Riceviamo e pubblichiamo.
Dal 10 ottobre entrerà in vigore a Cuneo una nuova ordinanza anti-bivacchi, valida fino al 31 dicembre 2026. Questa misura vieta di sdraiarsi o sedersi su panchine o spazi pubblici in modo “improprio”, proibisce l’uso di giacigli come cartoni, materassi e tende, e impone divieti di sosta vicino a ospedali, chiese, musei e aree gioco, con sanzioni fino a 500 euro, ordini di allontanamento e Daspo urbani.
Non si tratta di un semplice atto amministrativo, ma di una dichiarazione politica chiara: la città si difende espellendo chi non rientra nei canoni di “normalità”. È la violenza istituzionale che colpisce i più vulnerabili: senzatetto, migranti, giovani precari, sex worker…
Lo spazio urbano sta diventando uno strumento di controllo sociale.

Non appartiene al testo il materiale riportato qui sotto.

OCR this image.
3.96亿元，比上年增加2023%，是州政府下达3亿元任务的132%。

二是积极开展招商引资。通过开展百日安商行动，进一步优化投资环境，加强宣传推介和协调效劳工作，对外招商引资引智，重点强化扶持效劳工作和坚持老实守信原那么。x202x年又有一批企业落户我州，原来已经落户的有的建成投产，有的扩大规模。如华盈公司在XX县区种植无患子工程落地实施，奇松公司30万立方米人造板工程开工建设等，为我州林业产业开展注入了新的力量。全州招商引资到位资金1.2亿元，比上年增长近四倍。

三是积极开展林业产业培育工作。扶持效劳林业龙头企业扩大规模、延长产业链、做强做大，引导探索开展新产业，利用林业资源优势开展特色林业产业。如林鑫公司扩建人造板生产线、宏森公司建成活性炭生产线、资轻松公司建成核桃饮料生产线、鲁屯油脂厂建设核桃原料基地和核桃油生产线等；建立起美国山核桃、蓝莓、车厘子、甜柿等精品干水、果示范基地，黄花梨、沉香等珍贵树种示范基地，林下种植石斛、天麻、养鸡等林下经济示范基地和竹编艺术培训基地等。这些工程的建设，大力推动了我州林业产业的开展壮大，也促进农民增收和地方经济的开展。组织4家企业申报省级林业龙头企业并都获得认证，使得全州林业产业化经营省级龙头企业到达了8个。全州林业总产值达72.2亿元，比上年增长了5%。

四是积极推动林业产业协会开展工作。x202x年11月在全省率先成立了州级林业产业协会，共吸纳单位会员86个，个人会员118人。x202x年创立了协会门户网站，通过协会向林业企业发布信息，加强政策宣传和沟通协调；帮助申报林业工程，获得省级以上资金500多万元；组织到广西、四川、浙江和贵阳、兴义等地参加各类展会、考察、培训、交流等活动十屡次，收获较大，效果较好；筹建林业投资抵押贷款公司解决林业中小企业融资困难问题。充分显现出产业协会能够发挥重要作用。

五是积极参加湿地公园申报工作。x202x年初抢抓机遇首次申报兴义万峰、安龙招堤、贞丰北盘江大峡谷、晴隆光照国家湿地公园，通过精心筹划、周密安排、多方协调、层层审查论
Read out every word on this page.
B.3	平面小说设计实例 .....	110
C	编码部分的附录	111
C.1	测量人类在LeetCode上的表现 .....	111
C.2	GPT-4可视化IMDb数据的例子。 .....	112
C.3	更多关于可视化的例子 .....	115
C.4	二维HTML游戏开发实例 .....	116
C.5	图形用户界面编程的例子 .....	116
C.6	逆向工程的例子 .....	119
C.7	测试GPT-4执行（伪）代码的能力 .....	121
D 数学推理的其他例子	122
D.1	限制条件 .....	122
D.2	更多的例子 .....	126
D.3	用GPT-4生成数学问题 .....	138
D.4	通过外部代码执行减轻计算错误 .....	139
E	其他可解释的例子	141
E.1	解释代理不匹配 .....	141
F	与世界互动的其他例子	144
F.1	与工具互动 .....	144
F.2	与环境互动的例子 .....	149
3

L’architettura ostile con panchine progettate per impedire di sdraiarsi, barriere metalliche e urbanistica fatta per escludere si traduce in ordinanze che criminalizzano la povertà e la marginalità. Lo spazio pubblico non è più un bene comune, ma un campo di battaglia dove si decide chi può esserci e chi no.
Senza mediatori sociali, educatori di strada e servizi di accompagnamento, questa ordinanza diventerà solo uno strumento di repressione cieca, con multe a chi usa gli spazi pubblici per sopravvivere, ignorando necessità e dignità.
Limitare così la libertà di chi è già emarginato è un atto politico violento che alimenta rabbia e conflitti. Il disagio sociale va affrontato, non nascosto dietro divieti punitivi che peggiorano la situazione. Non è la prima volta che a Cuneo si adottano misure di questo tipo. Già nel settembre 2020 un’ordinanza anti-bivacco, firmata dall’allora sindaco Borgna, aveva suscitato una forte protesta pubblica: l’associazione Minerali Clandestini, con il sostegno dei Radicali Cuneo, promosse un sit-in quotidiano davanti al Comune.
Il rinnovo dell’ordinanza oggi si inserisce in un disegno più ampio di politiche urbane che, come il recente divieto di consumo di alcol in alcune aree della città, non affrontano le cause del disagio ma si limitano a rimuoverle dallo sguardo pubblico. È una strategia di facciata che preferisce reprimere piuttosto che prendersi cura, escludere invece che includere, e che finisce per produrre nuova marginalità invece di risolvere i problemi reali.
Chiediamo l’apertura di un confronto pubblico e partecipato sull’investimento reale in servizi di mediazione sociale, educazione di strada, accoglienza e percorsi di integrazione e sulla costruzione di una visione politica condivisa della città che rifiuti la segregazione e promuova spazi di libertà, inclusione e solidarietà. La città non è una vetrina da pulire con le ordinanze, ma un luogo da abitare e trasformare collettivamente, riconoscendo a tutte e tutti il diritto di esserci.